In response to Cooper’s arguments, the court held that mold damage was not covered for the following reasons.  First, Arizona has not adopted the efficient proximate cause rule that Cooper argued established the existence of coverage.  Although Cooper effectively identified that the water damage (the insured peril) was the proximate cause of the mold damage, in Arizona, “an insurer is permitted to limit its liability with a concurrent causation...clause” in an insurance policy.  Second, the court held that the resulting loss provision in Cooper’s insurance policy simply does not contradict the policy’s exclusions.  The court noted that “[o]ther courts which have interpreted this clause similarly hold that the resulting loss provision does not reinsert coverage for excluded losses, but reaffirms coverage for secondary losses ultimately caused by excluded perils.”  Relying on the seminal case on ensuing loss, Acme Galvanizing Co., Inc. v. Fireman’s Fund Ins. Co., 270 Cal. Rptr. 405 (Cal. App. 1990), the court recognized that coverage should be granted when an ensuing loss that is separate and distinct from the original peril is a covered peril; mold, however, is explicitly excluded under Cooper’s policy.  Finally, Cooper’s argument that “‘mold clearly falls within the definition of a pollutant,’” which should be covered under the Supplementary Coverage portion of her insurance policy was entirely unsubstantiated.  The court considered the policy’s definition of “pollutant,” and held that Cooper failed “to demonstrate how mold falls into any of these [definitional] categories.”
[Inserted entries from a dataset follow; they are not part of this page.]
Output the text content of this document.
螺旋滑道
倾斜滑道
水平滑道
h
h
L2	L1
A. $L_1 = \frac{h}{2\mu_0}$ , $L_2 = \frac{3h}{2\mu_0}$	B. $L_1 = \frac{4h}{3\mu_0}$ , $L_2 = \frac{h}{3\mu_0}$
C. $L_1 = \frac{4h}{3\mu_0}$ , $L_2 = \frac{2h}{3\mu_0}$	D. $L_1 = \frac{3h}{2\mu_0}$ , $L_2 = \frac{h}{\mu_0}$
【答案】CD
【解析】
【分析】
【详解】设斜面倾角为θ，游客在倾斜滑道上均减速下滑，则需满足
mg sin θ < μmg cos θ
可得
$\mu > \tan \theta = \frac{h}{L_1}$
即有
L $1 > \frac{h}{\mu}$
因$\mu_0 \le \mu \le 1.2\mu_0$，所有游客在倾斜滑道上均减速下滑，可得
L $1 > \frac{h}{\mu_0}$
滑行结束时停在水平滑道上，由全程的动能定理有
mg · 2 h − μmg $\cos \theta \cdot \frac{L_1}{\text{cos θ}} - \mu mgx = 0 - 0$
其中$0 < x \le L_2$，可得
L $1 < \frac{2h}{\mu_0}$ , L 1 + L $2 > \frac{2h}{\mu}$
Intervener’s coverage arguments were likewise unsuccessful.  First, the court in response to Intervener’s ensuing loss argument held that not only has Arizona not adopted the efficient proximate cause rule, but “the loss caused by mold is excluded.”  Second, the court stated that the mycotoxins produced by mold “do not constitute a separate and independent loss resulting from mold” because “removal of the mold would presumably also remove the mycotoxins.”  Further, the court stated that “[c]alling it [mold] a pollutant does not change the result.  It is still mold...The ‘resulting loss’ clause does not resurrect the excluded peril to provide coverage.’” Finally, the court held that “[e]ven if the mycotoxins are determined to be a pollutant within the policy’s definition, the policy expressly provides coverage only for extraction of pollutants caused by or that result from a covered cause of loss...the mycotoxins are released by the mold, which in of itself is an excluded cause of loss.”  As a result, the Supplementary Coverage portion of Cooper’s policy did not apply.

Learning Point: 

In contrast to the high-profile, million dollar verdicts being requested across the country for personal injuries allegedly stemming from mold contamination, litigation concerning  property damage caused by mold has been far less dramatic.  As seen in Cooper, exclusions for mold in first-party property policies are typically upheld.  We will continue to monitor the area and update our readers with future developments in the field of mold litigation.